Sur un chemin singulier, Patrick Modiano sème, depuis quatre décennies, romans
ou récits que leur couleur autobiographique rapproche. Il en est pour s'irriter de
cette monodie passéiste. Nous choisissons au contraire de nous intéresser au trajet
obstiné d'une oeuvre qui réaffirme inlassablement l'urgence de dire ce qui fait
trou dans une identité, et la nécessité absolue de transcrire les intermittences de
la mémoire, de leur faire prendre langue.
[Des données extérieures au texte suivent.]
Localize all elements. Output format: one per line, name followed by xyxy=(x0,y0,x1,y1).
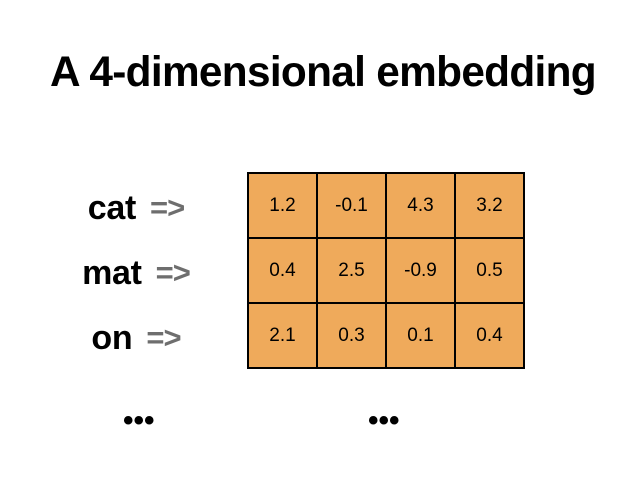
matrix-cell: 1.2 xyxy=(248,173,317,238)
matrix-cell: 0.3 xyxy=(317,303,386,368)
matrix-cell: -0.9 xyxy=(386,238,455,303)
label-row-on: on => xyxy=(20,305,252,370)
arrow-icon-cat: => xyxy=(150,192,184,223)
word-label-cat: cat xyxy=(88,191,136,225)
matrix-cell: 2.1 xyxy=(248,303,317,368)
matrix-cell: 0.5 xyxy=(455,238,524,303)
word-label-column: cat => mat => on => xyxy=(20,175,252,370)
matrix-cell: 0.4 xyxy=(248,238,317,303)
table-row: 2.1 0.3 0.1 0.4 xyxy=(248,303,524,368)
matrix-cell: 0.4 xyxy=(455,303,524,368)
matrix-cell: 2.5 xyxy=(317,238,386,303)
matrix-cell: -0.1 xyxy=(317,173,386,238)
word-label-on: on xyxy=(91,321,132,355)
embedding-matrix: 1.2 -0.1 4.3 3.2 0.4 2.5 -0.9 0.5 2.1 0.… xyxy=(247,172,525,369)
slide-canvas: A 4-dimensional embedding cat => mat => … xyxy=(0,0,638,484)
matrix-cell: 0.1 xyxy=(386,303,455,368)
matrix-cell: 3.2 xyxy=(455,173,524,238)
ellipsis-words: ••• xyxy=(123,406,155,436)
word-label-mat: mat xyxy=(82,256,142,290)
page-title: A 4-dimensional embedding xyxy=(50,47,602,97)
label-row-cat: cat => xyxy=(20,175,252,240)
arrow-icon-on: => xyxy=(146,322,180,353)
label-row-mat: mat => xyxy=(20,240,252,305)
arrow-icon-mat: => xyxy=(156,257,190,288)
table-row: 1.2 -0.1 4.3 3.2 xyxy=(248,173,524,238)
matrix-cell: 4.3 xyxy=(386,173,455,238)
table-row: 0.4 2.5 -0.9 0.5 xyxy=(248,238,524,303)
ellipsis-matrix: ••• xyxy=(368,406,400,436)
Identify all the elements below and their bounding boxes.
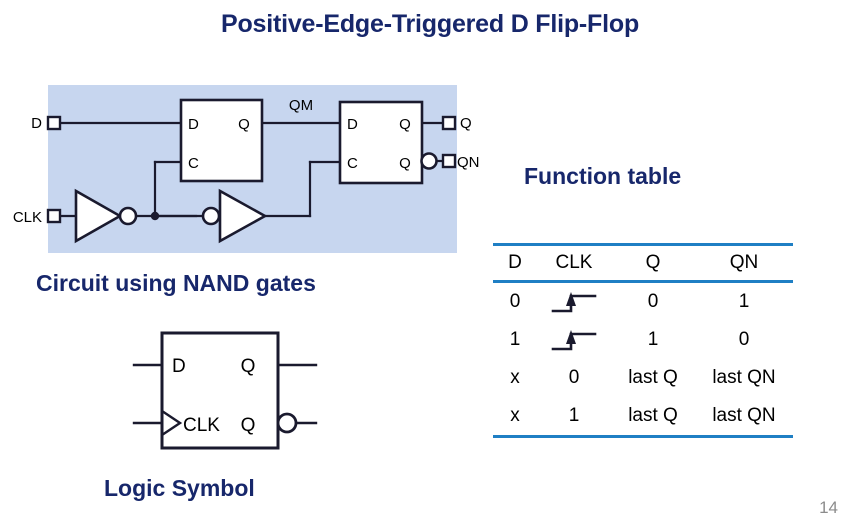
table-row: x 0 last Q last QN: [493, 359, 793, 397]
net-label-qm: QM: [289, 97, 313, 114]
clk-inverter-2-input-bubble: [203, 208, 219, 224]
port-label-q: Q: [460, 115, 472, 132]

Intermittences de la mémoire individuelle
? Sans doute, mais celles-ci se voient étrangement confondues avec les
intermittences de la mémoire collective sur les pans ombreux de notre Histoire.
La force de cette oeuvre contemporaine tissée de mélancolie est peut-être là, dans
cette manière inimitable de repérer des discontinuités existentielles ou de
douloureux suspens de la mémoire et d'y trouver remède par une écriture inventive,
aux parrainages multiples, qui se renouvelle subtilement et se joue des codes
littéraires et des étiquettes génériques trop étroites.
Notre réflexion, que balisent les apports critiques de vingt-quatre chercheurs
d'horizons pluriels, vise à mettre en lumière la haute densité de textes traversés par
l'hypothèse, toujours reformulée chez Modiano, des conjonctions obligées et des
courts-circuits potentiels du passé et du présent.